As Original Poster wrote in a comment, the (now, 2020, deprecated) IdentityServer4.AccessTokenValidation package doesn't expose the right options. To read more about the recent deprecation check this blogpost, but if you still are using it, here's how I solved this issue.
The AddIdentityServerAuthentication(...) extension method is a wrapper (the code is super readable!) to combine two authentication schemes:
JwtBearer
OAuth2Introspection
It uses its own configuration class, and simply doesn't expose all the JwtBearer options (possibly just an omission, possibly because some options are not valid for both schemes.

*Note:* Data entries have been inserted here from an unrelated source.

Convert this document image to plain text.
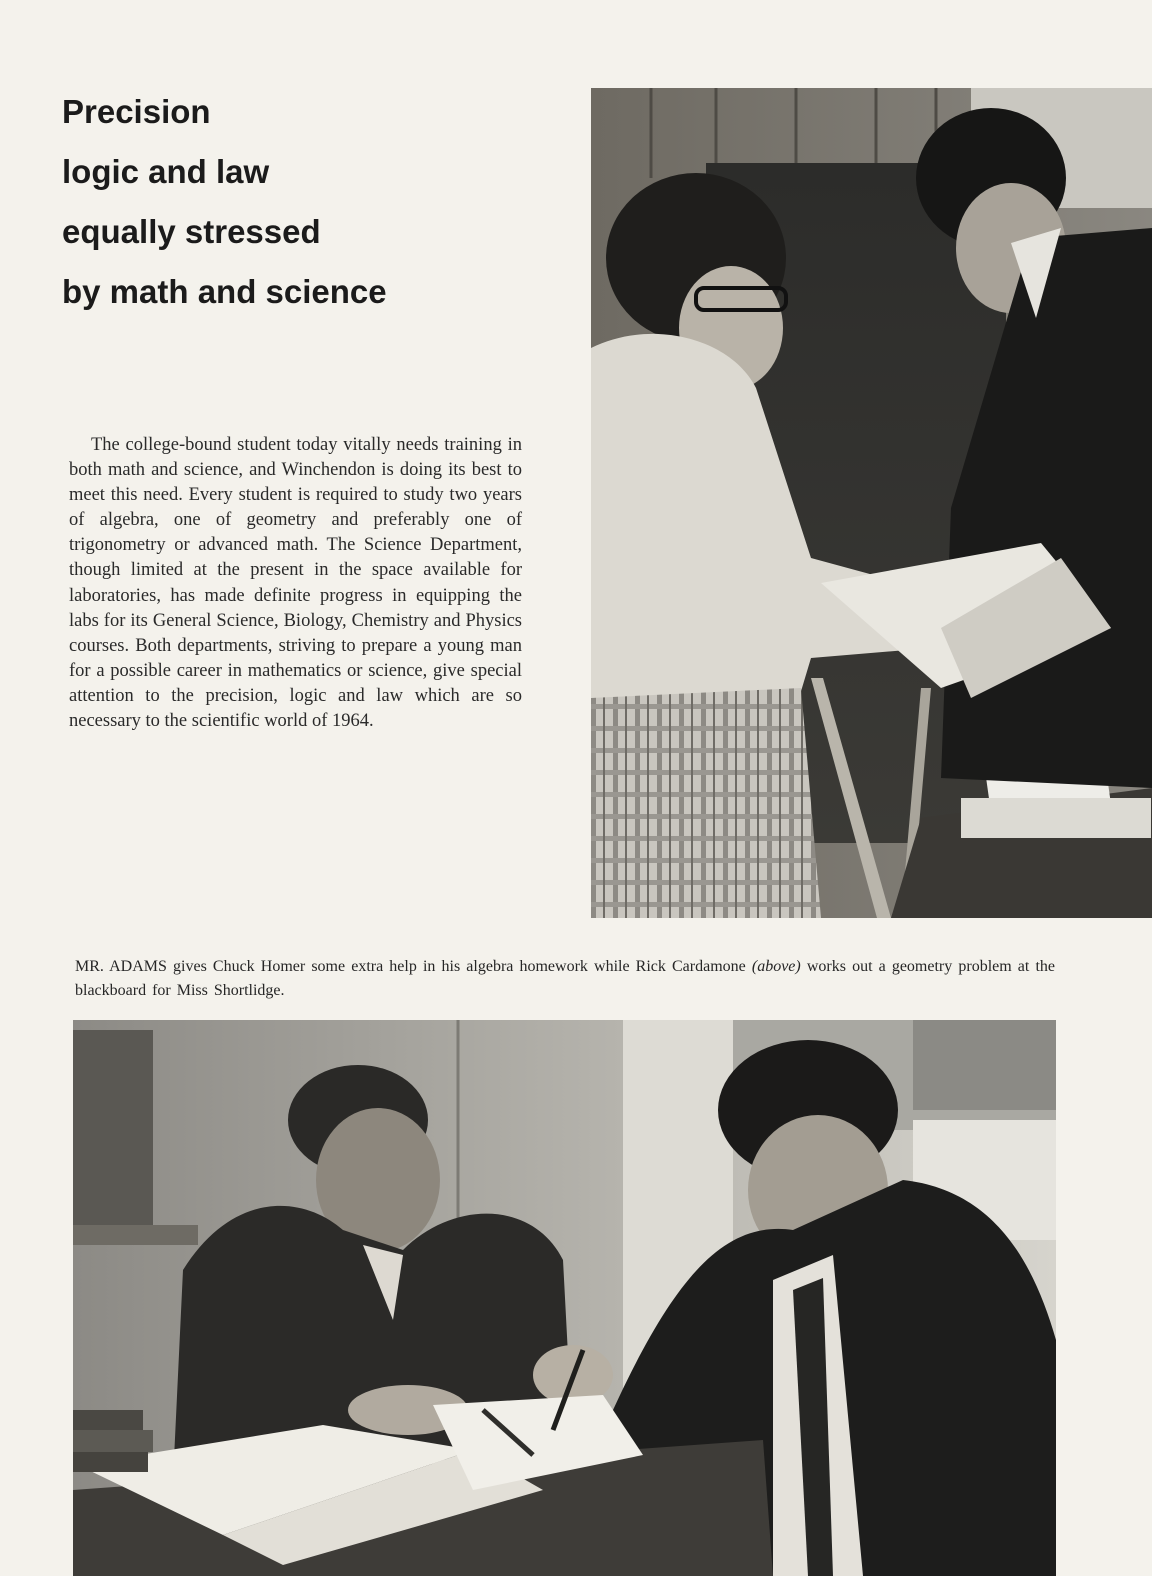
Precision
logic and law
equally stressed
by math and science

The college-bound student today vitally needs training in both math and science, and Winchendon is doing its best to meet this need. Every student is required to study two years of algebra, one of geometry and preferably one of trigonometry or advanced math. The Science Department, though limited at the present in the space available for laboratories, has made definite progress in equipping the labs for its General Science, Biology, Chemistry and Physics courses. Both departments, striving to prepare a young man for a possible career in mathematics or science, give special attention to the precision, logic and law which are so necessary to the scientific world of 1964.

MR. ADAMS gives Chuck Homer some extra help in his algebra homework while Rick Cardamone (above) works out a geometry problem at the blackboard for Miss Shortlidge.
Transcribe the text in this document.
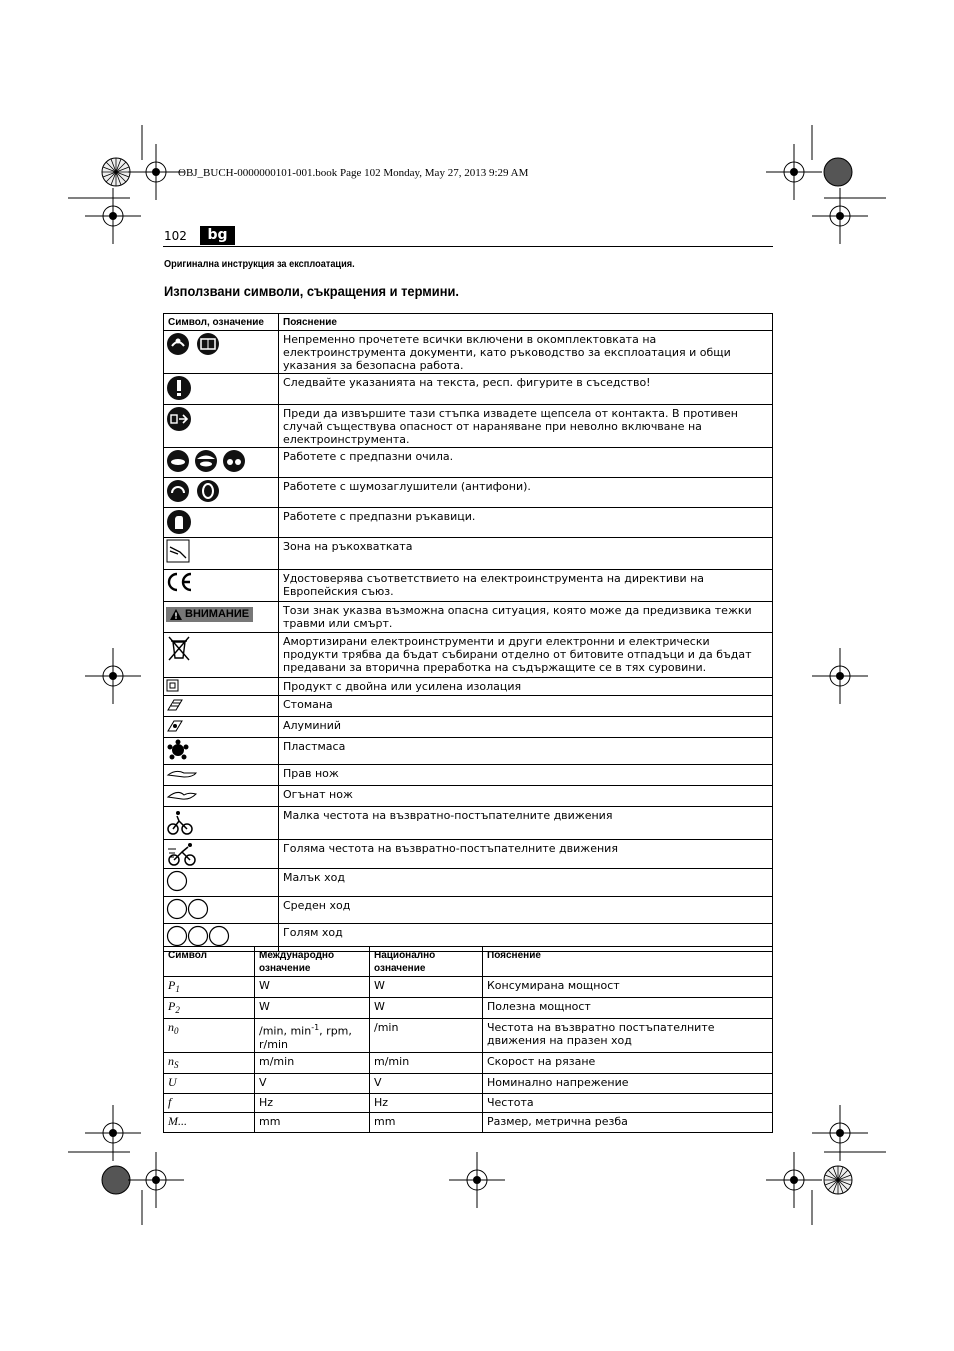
OBJ_BUCH-0000000101-001.book Page 102 Monday, May 27, 2013 9:29 AM
102	bg
Оригинална инструкция за експлоатация.
Използвани символи, съкращения и термини.
Символ, означение	Пояснение
	Непременно прочетете всички включени в окомплектовката на електроинструмента документи, като ръководство за експлоатация и общи указания за безопасна работа.
	Следвайте указанията на текста, респ. фигурите в съседство!
	Преди да извършите тази стъпка извадете щепсела от контакта. В противен случай съществува опасност от нараняване при неволно включване на електроинструмента.
	Работете с предпазни очила.
	Работете с шумозаглушители (антифони).
	Работете с предпазни ръкавици.
	Зона на ръкохватката
	Удостоверява съответствието на електроинструмента на директиви на Европейския съюз.

ВНИМАНИЕ	Този знак указва възможна опасна ситуация, която може да предизвика тежки травми или смърт.
	Амортизирани електроинструменти и други електронни и електрически продукти трябва да бъдат събирани отделно от битовите отпадъци и да бъдат предавани за вторична преработка на съдържащите се в тях суровини.
	Продукт с двойна или усилена изолация
	Стомана
	Алуминий
	Пластмаса
	Прав нож
	Огънат нож
	Малка честота на възвратно-постъпателните движения
	Голяма честота на възвратно-постъпателните движения
	Малък ход
	Среден ход
	Голям ход
Символ	Международно означение	Национално означение	Пояснение
$P_1$	W	W	Консумирана мощност
$P_2$	W	W	Полезна мощност
$n_0$	/min, $\min^{-1}$, rpm, r/min	/min	Честота на възвратно постъпателните движения на празен ход
$n_S$	m/min	m/min	Скорост на рязане
U	V	V	Номинално напрежение
f	Hz	Hz	Честота
M...	mm	mm	Размер, метрична резба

If -like me- you only need JwtBearer you might get away with simply using just that, and using the ValidIssuers array. So:
services.AddAuthentication("Bearer")
.AddJwtBearer(options =>
{
options.Authority = "https://example.org";
options.Audience = "foo-api"; // options.ApiName in the IDS4 variant
options.TokenValidationParameters = new TokenValidationParameters
{
ValidIssuers = new[]
{
"https://example.org", // first issuer
"https://example.com", // some other issuer
},
NameClaimType = "name", // To mimick IDS4's variant
RoleClaimType = "role", // To mimick IDS4's variant
};
});
As far as I understand, this will use example.org as the Authority and get the openid-configuration and so forth from that domain. But any JWT token offered to this API would be accepted as long as one of the ValidIssuers is the iss (issuer claim) in the token.